The Rotary Club of Woy Woy has taken advantage of operating online during the coronavirus pandemic to host an international speaker at its recent meeting.

The club joined the Rotary Club of Terrigal to hear a speaker from the club's sister club in South Africa, the Helderberg Sunrise Rotary Club in Somerset West, located about a 40-minute drive out of Cape Town.

The South African club's community services chair Mr Chris van der Leij spoke about the challenging conditions being faced in South Africa during the coronavirus pandemic.

He said the lack of social security and government funded health care, as well as the overcrowded living conditions, had led to issues of health and hunger for those living in African townships.

Woy Woy club president Mr Don Tee summarised the main points of the presentation.

"He told us that, of the 60 million people in South Africa, the majority work in the informal sector - housekeepers, gardeners, domestics, selling goods at traffic lights and the great majority have no money saved.

"Of these, three million people receive a grant of about $A30 a month with which they have to feed a family.

"Unemployment is running at about 40 to 50 per cent.

"Many of these families are living in sheds of four metres by four metres which, in the time of the Covid-19 pandemic, is making social distancing impossible.

"Sheds are adjacent to other sheds and people share a water tap out in the street.

"A queue forms for the tap.

"The Helderberg Sunrise Rotary club has also been providing food parcels to enable these people to survive but they are only able to feed a tiny percentage of the people who need their support.

"Each of their basic parcels costs the club about $A20 and is enough food to keep a family of four alive for the week.

"Unfortunately, there is a need to provide more nutritious food that would inevitably be more expensive.

"Crops in garden plots tend to be stolen before the owner can get to them.

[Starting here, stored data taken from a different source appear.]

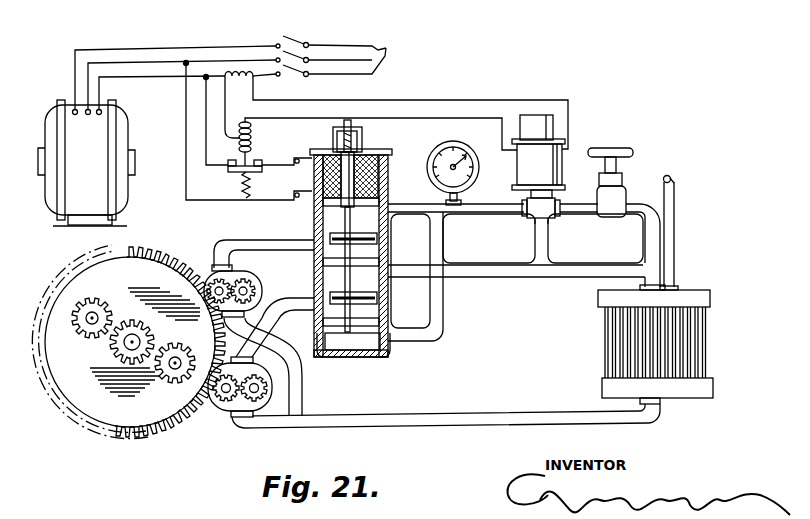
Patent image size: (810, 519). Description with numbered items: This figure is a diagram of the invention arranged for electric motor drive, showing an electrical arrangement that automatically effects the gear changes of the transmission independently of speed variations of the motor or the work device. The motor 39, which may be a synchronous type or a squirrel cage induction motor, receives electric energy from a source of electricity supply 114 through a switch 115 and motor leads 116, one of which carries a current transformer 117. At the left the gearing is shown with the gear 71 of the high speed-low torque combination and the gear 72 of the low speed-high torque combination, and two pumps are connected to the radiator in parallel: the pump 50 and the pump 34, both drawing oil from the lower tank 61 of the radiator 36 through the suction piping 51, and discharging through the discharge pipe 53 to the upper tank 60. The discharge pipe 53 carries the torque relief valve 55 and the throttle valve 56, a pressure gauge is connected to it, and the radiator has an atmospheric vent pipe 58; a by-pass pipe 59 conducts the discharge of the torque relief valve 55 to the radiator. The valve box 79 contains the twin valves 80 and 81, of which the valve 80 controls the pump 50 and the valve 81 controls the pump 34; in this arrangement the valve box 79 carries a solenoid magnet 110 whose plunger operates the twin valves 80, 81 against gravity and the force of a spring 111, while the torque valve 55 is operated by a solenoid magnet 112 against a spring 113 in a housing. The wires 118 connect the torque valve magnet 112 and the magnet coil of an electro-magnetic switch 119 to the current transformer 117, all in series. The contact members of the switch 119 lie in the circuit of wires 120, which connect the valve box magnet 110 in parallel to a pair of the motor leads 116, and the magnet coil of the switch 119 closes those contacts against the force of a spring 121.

The motor 39 is at (86, 163).
The motor leads 116 is at (143, 77).
The current transformer 117 is at (238, 70).
The switch 115 is at (300, 38).
The source of electricity supply 114 is at (365, 55).
The wires 120 is at (205, 128).
The wires 118 is at (475, 110).
The electro-magnetic switch 119 is at (253, 147).
The spring 121 is at (240, 182).
The solenoid magnet 110 is at (366, 250).
The spring 111 is at (362, 135).
The valve 80 is at (380, 242).
The valve 81 is at (380, 304).
The valve box 79 is at (353, 352).
The discharge pipe 53 is at (492, 206).
The by-pass pipe 59 is at (545, 276).
The spring 113 is at (560, 132).
The solenoid magnet 112 is at (563, 160).
The torque relief valve 55 is at (552, 220).
The throttle valve 56 is at (624, 197).
The atmospheric vent pipe 58 is at (670, 177).
The upper tank 60 is at (692, 290).
The radiator 36 is at (617, 342).
The lower tank 61 is at (690, 397).
The suction piping 51 is at (496, 415).
The pump 50 is at (208, 268).
The pump 34 is at (238, 407).
The gear 72 is at (162, 437).
The gear 71 is at (146, 435).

"The Rotary club distributes food via other non-government organisations as this enables the club to concentrate on raising funds and providing the food rather than on the distribution.

"The club also supports schooling in the African townships and provides books that are specially written for primary school children as well as providing food.

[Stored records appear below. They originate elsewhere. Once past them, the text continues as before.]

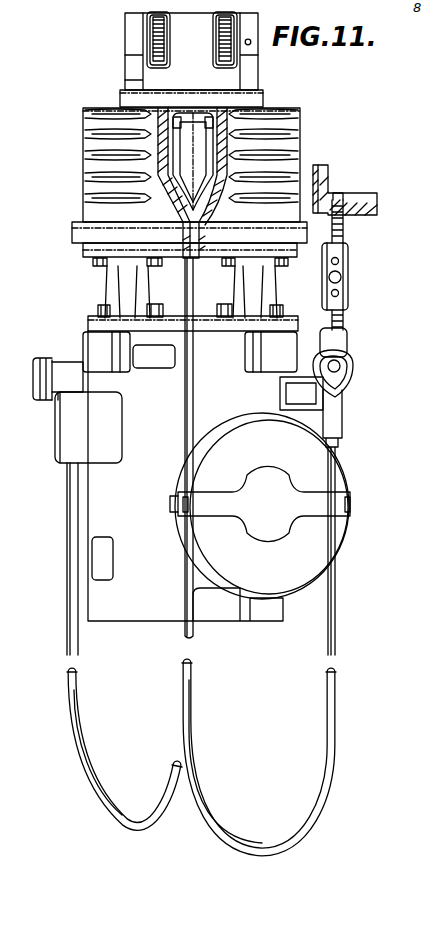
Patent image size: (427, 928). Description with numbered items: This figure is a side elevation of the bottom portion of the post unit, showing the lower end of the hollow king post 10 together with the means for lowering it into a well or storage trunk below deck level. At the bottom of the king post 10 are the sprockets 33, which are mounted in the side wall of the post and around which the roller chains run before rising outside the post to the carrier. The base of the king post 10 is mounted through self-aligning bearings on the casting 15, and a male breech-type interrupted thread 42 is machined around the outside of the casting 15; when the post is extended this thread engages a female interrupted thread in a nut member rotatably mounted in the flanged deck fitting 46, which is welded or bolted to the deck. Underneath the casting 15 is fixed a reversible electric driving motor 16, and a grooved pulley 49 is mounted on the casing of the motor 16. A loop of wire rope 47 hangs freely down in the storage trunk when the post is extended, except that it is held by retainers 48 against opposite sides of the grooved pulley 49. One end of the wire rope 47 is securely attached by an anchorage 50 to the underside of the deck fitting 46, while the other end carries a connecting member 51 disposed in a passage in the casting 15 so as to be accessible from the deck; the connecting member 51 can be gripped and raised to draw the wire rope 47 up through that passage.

The king post 10 is at (202, 74).
The casting 15 is at (300, 140).
The reversible electric driving motor 16 is at (113, 482).
The sprockets 33 is at (225, 42).
The male breech-type interrupted thread 42 is at (89, 181).
The flanged deck fitting 46 is at (376, 208).
The wire rope 47 is at (333, 697).
The retainers 48 is at (172, 500).
The grooved pulley 49 is at (318, 540).
The anchorage 50 is at (345, 283).
The connecting member 51 is at (200, 147).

"Chris commented that often they find that the little food they provide is shared by the recipients with their friends and neighbours.

"The community spirit is very strong.

"Chris presented a very disturbing picture of the situation in the African townships.

"He was very emotional when in summary he said that he felt it important to have done something with his life that would embody the Rotary motto of Service above Self."